Es imposible aprender a solas. Esta afirmación es debatible y está debajo de las opiniones a favor y en contra del uso intensivo de tecnología para la educación.

Cada día aprendemos algo, digamos, aunque parezca que no y que los días pasan grises y redundantes. Y no necesitamos maestros. No parece que los necesitemos. Yo creo que sí. En la medida que no es “la mente” la que aprende, sino “todo yo”, y todo yo significa que aprendo con el cuerpo o que el cuerpo aprende: aprendo a esquivar a otros en la calle o a acercarme, aprendo a respirar a pesar de este smog incesante, aprendo a dar la mano de manera franca. Y en este aprendizaje, ¿cómo llego a su plenitud?, cuando el otro con el que aprendo o los otros que están ahí cuando aprendo tienen algunas reacciones, sin que hablen, necesariamente. Maestro puede ser cualquier otro que nos va notificando o advirtiendo de esa plenitud del aprendizaje, que nos va mostrando lo que nos falta o los errores, maestro involuntario o voluntario. Como sea, sin los otros, muchos aprendizajes no existirían.Alone in the Forest Of Life

Si necesitamos maestros en los actos cotidianos e imperceptibles, también los necesitamos en los que se dicen extraordinarios y profundos. Hagamos de cuenta que nos vamos a una isla repleta de libros, y leyendo la vida se nos pasa. La mente se empieza a poblar de seres fantasmales, virtuales, incorpóreos, que toman el lugar de nuestras sensaciones. Aprendemos de los libros, pero el extremo es dejar de vivir, o vivir en otro sentido, fuera de la tierra. Como el Quijote o como Madame Bovary, que vivían de sus sueños. En el famoso escrutinio de los libros de caballerías, percibimos como los libros empiezan a encontrar lugar en el mundo: lo encuentran en la discusión, cuando cada lector exhibe su experiencia, sus expectativas, su escala de valores. Cuando pensamos, el pensamiento que formamos necesita cuerpo, también, y ese cuerpo son las resistencias y asentimientos de los otros, si no fuese por ello, los pensamientos son gases de colores que se quedan flotando sin memoria y sin destino final. Son “cómos” sin “qués”.

Cuando una computadora queda a cargo de un niño por un largo período de tiempo, puede suceder que este niño la emplee ocasionalmente, conforme la necesite, pero si esta computadora lo engancha en sus aficiones, el vínculo se torna constante o, finalmente, permanente, y el niño podría no dejarla nunca.

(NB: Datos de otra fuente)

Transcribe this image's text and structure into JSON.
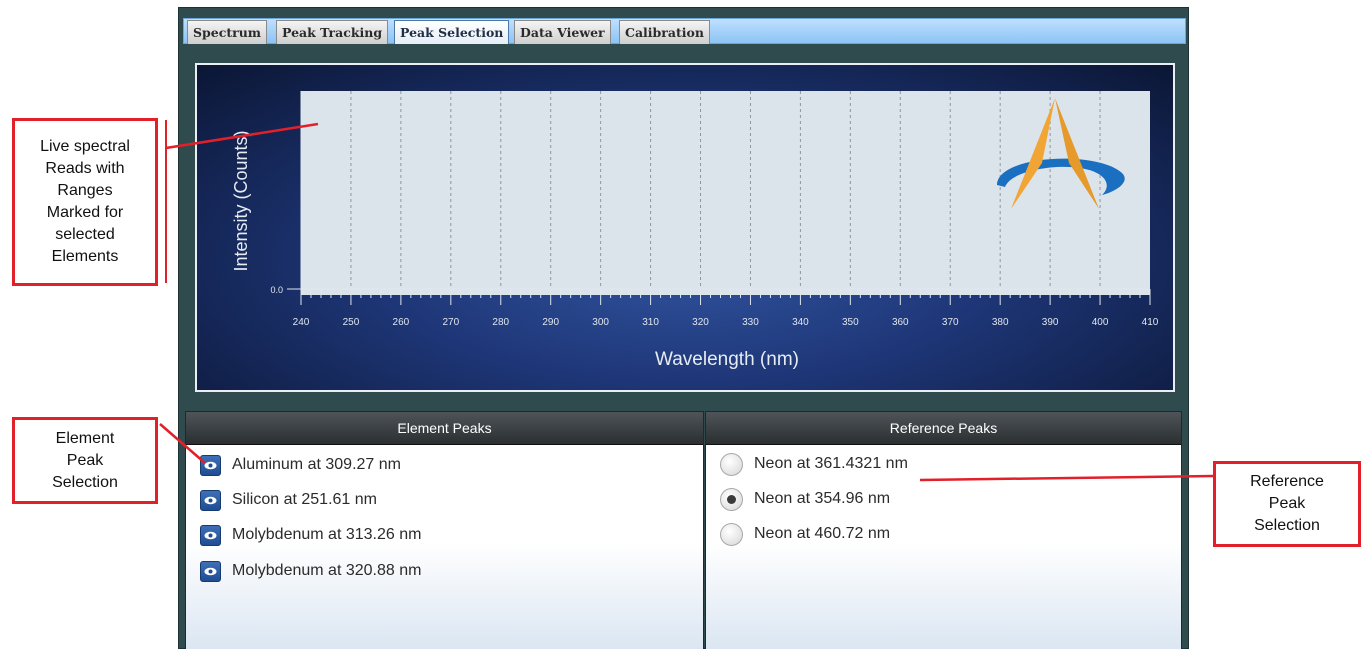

La necesitaría para comunicarse, para expresarse, para reconocerse. Si bien al principio, podría ser una compensación a sus inseguridades o insuficiencias, puede tornarse una prótesis o una muleta, que no ayuda a desarrollar capacidades atrofiadas o dormidas. Si creemos que con una computadora a tiempo completo y sin necesidad de guía, el niño será mejor ser humano, estamos confundiendo “ser humano” con “funcionar como humano”. La computadora no lo critica, la comunicación con los otros a través de la computadora no es suficientemente riesgosa (puede interrumpirla cuando quiera) y en ella el otro no lo exige. La computadora, como máquina de propósito múltiple, puede evolucionar con el niño y adaptarse a él, pero no lo ayuda a cometer errores humanos, a sufrir decepciones, a encontrar resistencias. Y tampoco le proporciona el placer de compartir, sino solo señales de sus emociones.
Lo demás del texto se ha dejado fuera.